Ксюша несколько дней продавала на рынке китайку, и, хотя яблоки были и мелкие, мешок быстро пустел, но уже стали и другие сорта вызревать понемногу, и Иван Лукич однажды сказал:
— Сегодня я засаду по всем правилам сделаю... я прямо чувствую, что только жди, а сейчас и анис уже в силе. Прежде я собаку держал, но искусала раз пьяного, забрел не в свой двор, я решил — лучше потише, все-таки я на государственной службе, пристегнут еще частника, а мне по моему положению никак нельзя. Сегодня часика в два ночи разбужу тебя, сам я по одну сторону, а ты по другую, так пуганем, что и не сунутся больше.
И Иван Лукич в два часа ночи, когда лишь серело, разбудил ее, постучал в дверь, а придвигать шкаф она больше не стала, приделала крючок, и они вышли в серый сад, год выдался урожайный, и к тяжелым нижним сучьям яблонь Иван Лукич поставил подпорки.
Ксюша присела на приступочку возле дома, сидела в предутренней тишине, — совсем не так, совсем как-то вкось пошла ее жизнь, и было страшно подумать о том, что придется здесь зимовать.

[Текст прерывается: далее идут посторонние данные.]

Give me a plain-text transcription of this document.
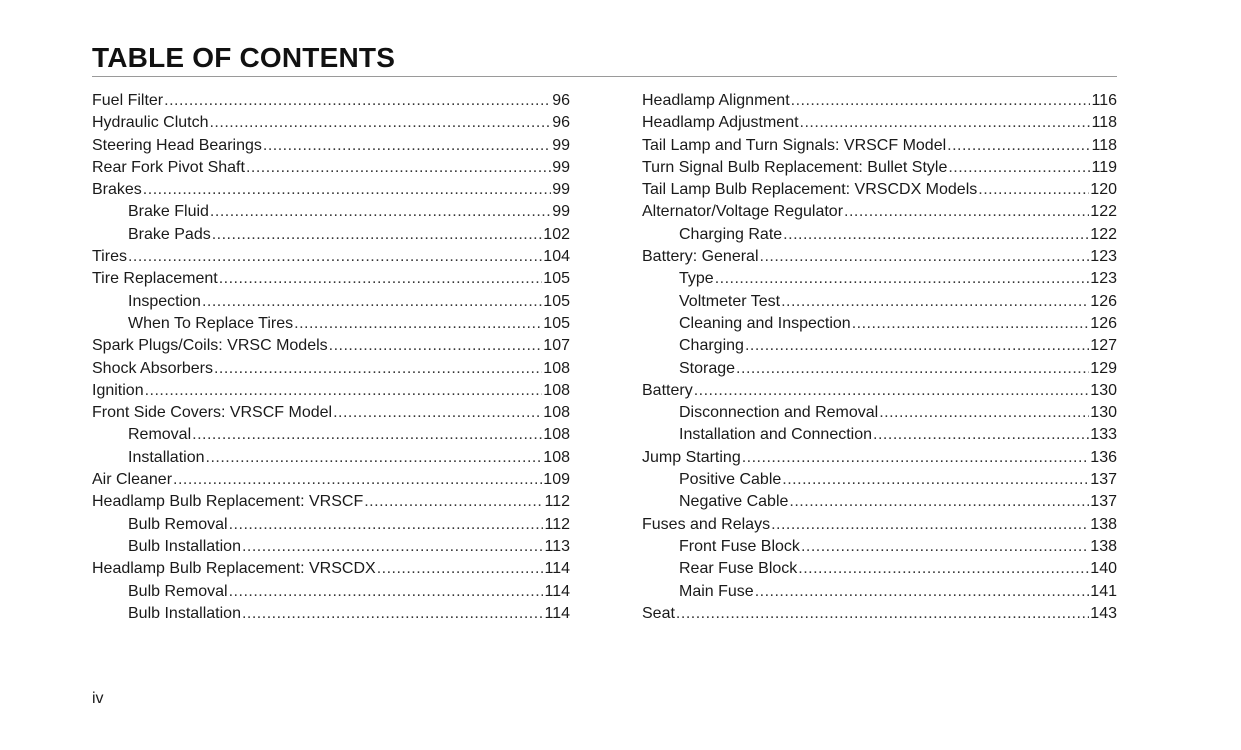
TABLE OF CONTENTS
Fuel Filter .....	96
Hydraulic Clutch .....	96
Steering Head Bearings .....	99
Rear Fork Pivot Shaft .....	99
Brakes .....	99
Brake Fluid .....	99
Brake Pads .....	102
Tires .....	104
Tire Replacement .....	105
Inspection .....	105
When To Replace Tires .....	105
Spark Plugs/Coils: VRSC Models .....	107
Shock Absorbers .....	108
Ignition .....	108
Front Side Covers: VRSCF Model .....	108
Removal .....	108
Installation .....	108
Air Cleaner .....	109
Headlamp Bulb Replacement: VRSCF .....	112
Bulb Removal .....	112
Bulb Installation .....	113
Headlamp Bulb Replacement: VRSCDX .....	114
Bulb Removal .....	114
Bulb Installation .....	114
Headlamp Alignment .....	116
Headlamp Adjustment .....	118
Tail Lamp and Turn Signals: VRSCF Model .....	118
Turn Signal Bulb Replacement: Bullet Style .....	119
Tail Lamp Bulb Replacement: VRSCDX Models .....	120
Alternator/Voltage Regulator .....	122
Charging Rate .....	122
Battery: General .....	123
Type .....	123
Voltmeter Test .....	126
Cleaning and Inspection .....	126
Charging .....	127
Storage .....	129
Battery .....	130
Disconnection and Removal .....	130
Installation and Connection .....	133
Jump Starting .....	136
Positive Cable .....	137
Negative Cable .....	137
Fuses and Relays .....	138
Front Fuse Block .....	138
Rear Fuse Block .....	140
Main Fuse .....	141
Seat .....	143
iv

А в кино Иван Лукич уже не звал, сидел перед телевизором, ни разу не окликнул ее, чтобы подсела посмотреть, и получалось так, что нанял ее, как работницу, и свое место она должна знать.
Потом она увидела, что Иван Лукич зашел в дом, вернулся с ружьем через плечо и как-то словно протаял в другой конец сада. Город еще спал в тишине своих садов, в тишине маленькой, кроткой речки Полтавки, в которой плавали утки и на мостках женщины стирали белье, а прибрежные дома спускались почти к самой воде. Она услышала вдруг слабый треск в стороне, словно отодрали планку штакетника, увидела какие-то тени, наверно мальчиков, соблазнившихся крупными, еще не дозревшими яблоками, но уже румяными с одного бока, дерево потрясли, со стуком посыпались яблоки. Иван Лукич, наверно, тоже услышал стук яблок, торопился, пригнувшись, с ружьем в руках, и Ксюша крикнула: «Бегите, мальчики... в вас сейчас стрелять будут, бегите, родненькие!» — крикнула с восторгом, и те сразу посыпались в сторону, а Иван Лукич с таким искаженным лицом, словно с ним случился удар, возник вдруг прямо перед ней.